[EM] Brian--spatial simulations
MIKE OSSIPOFF
nkklrp at hotmail.com
Wed Dec 13 12:13:09 PST 2006
Brian--
First, thanks for the simulation, and for the offer to include in the
simulation methods sent in by others. It's a good thing that that work is
being done.
Samuel Merrill described his spatiatial silmulations in _Making
Multicandidate Elections More Democratic_, and in at least one subsequent
book. But ongoing simulations are important to compare new methods.

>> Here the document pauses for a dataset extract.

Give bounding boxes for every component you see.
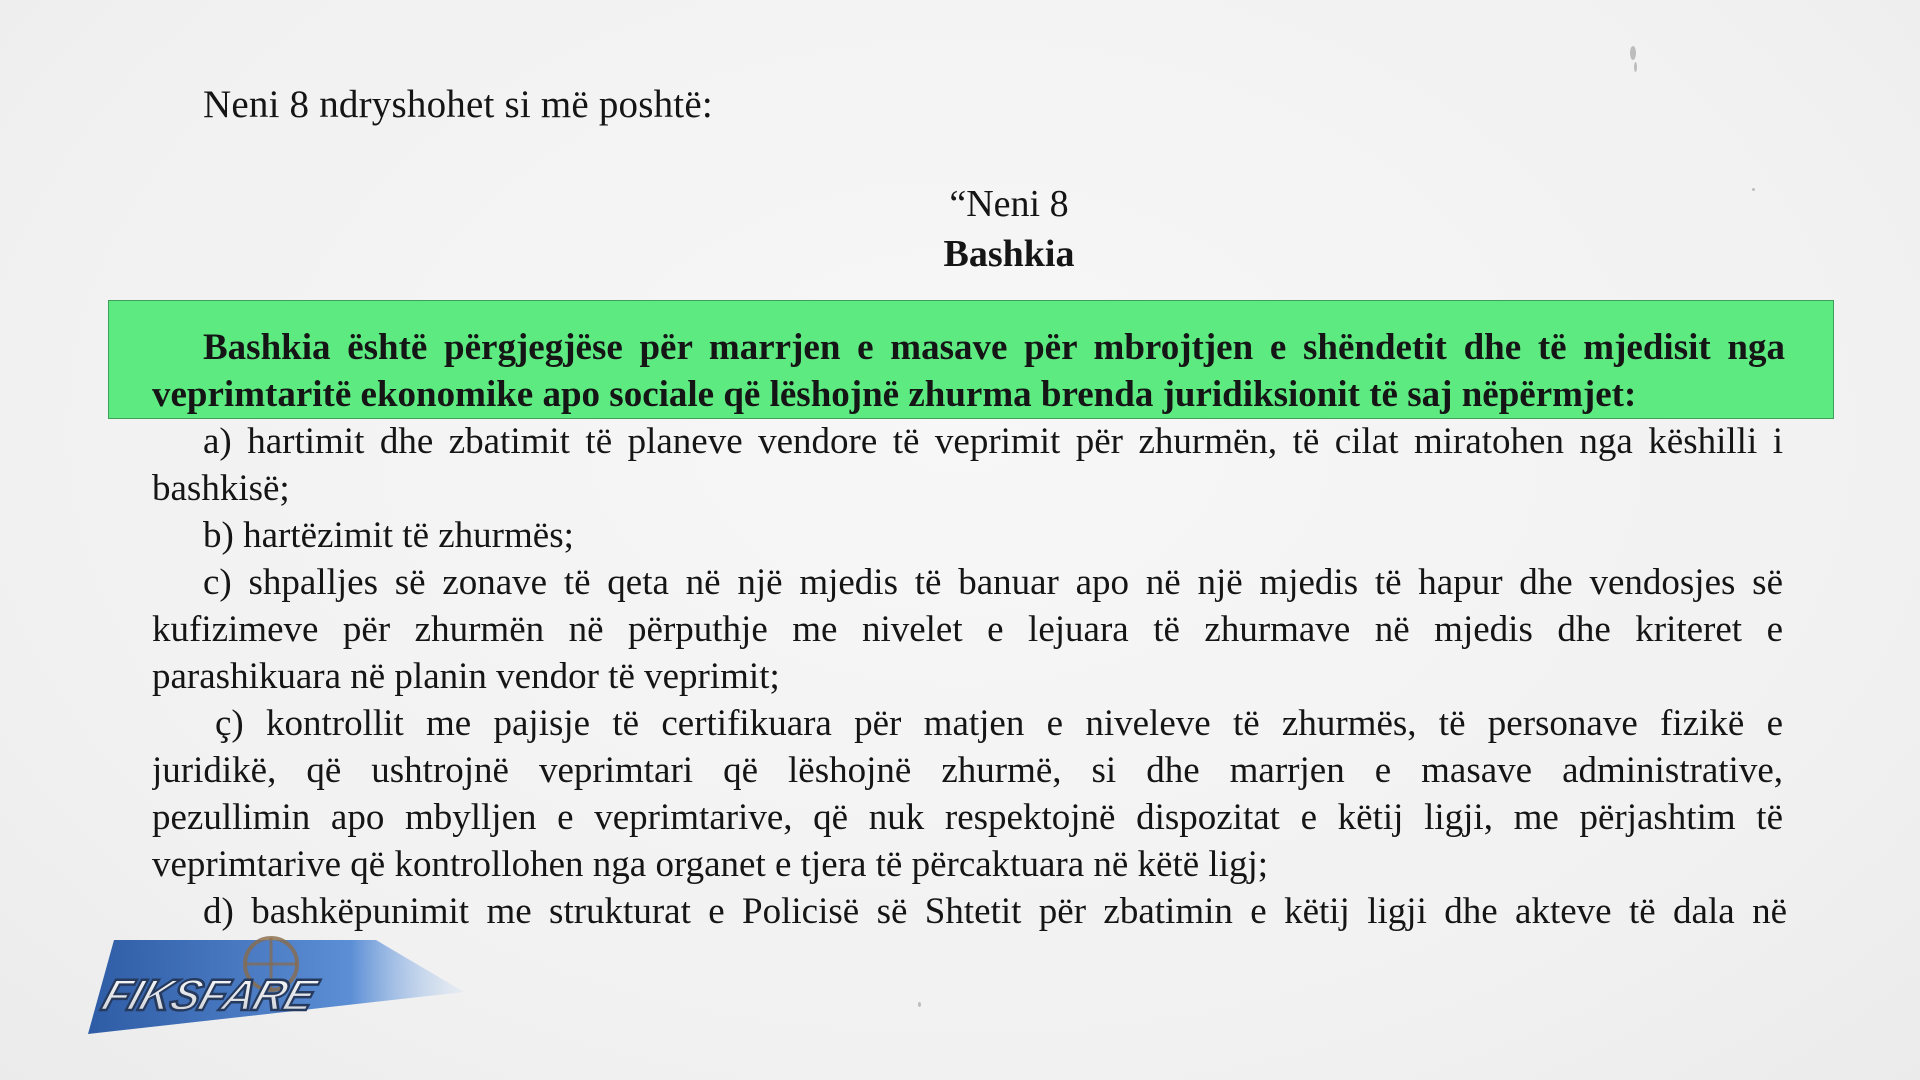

Let me disagree with your statement that an ounce of data is worth a pound
of theorizing. The criterion compliances and other
theoretically-demonstrable facts and proporties have solid validity. The
simulations add more, but they aren't more valid than the theory. No need to
compare the importance of the different kinds of facts, when we can have
both.
What kind of distance are you using? Pythagorean (also called Euclidean)
distance, or city-block distance. I told, on this list, why I claim that
city-block distance is more meaningful for spatial simulations.
Correct me if I'm mistaken, but it seems to me that we use Pythagorean
distance when the dimensions represent quantities that don't have a
meaningful sum, such as mutually perpendicular spatial directions. Or
different people's shoe-size, etc.
But, as I claimed in my posting some years ago, the dimensionis of issue
space are, in principle, it seems to me, numerically comparable, and
therefore meaningfully summable.
Say the dimensions are economics, individual rights, and militarism. Well,
courts try to put a cost on a person's death or injury, which is part of the
disadvantage of militarism. Mililtary actions cost money too, making it
comparable to economics. Like deaths, violations of individual rights are
quantified by courts.
Or we could approach it from the opposite direction, and maybe that would be
better. Say the goal is a long and happy life. Money, military service, and
loss of individual rights affect that goal in ways that could, in principle,
be quantified.
That's why I claim that city-block distance is the most meaningful kind of
distance for spatial simulations in issue-space.
As for methods to simulate, there are different kinds of Condorcet. Most
prefer the winning-votes kind of Condorcet. As for methods, BeatpathWinner
is probably the most popular, and probably the best.
Have you simulated the FBS-complying methods that Kevin proposed toward
the end of my time on the list before I quit last time, a few years ago?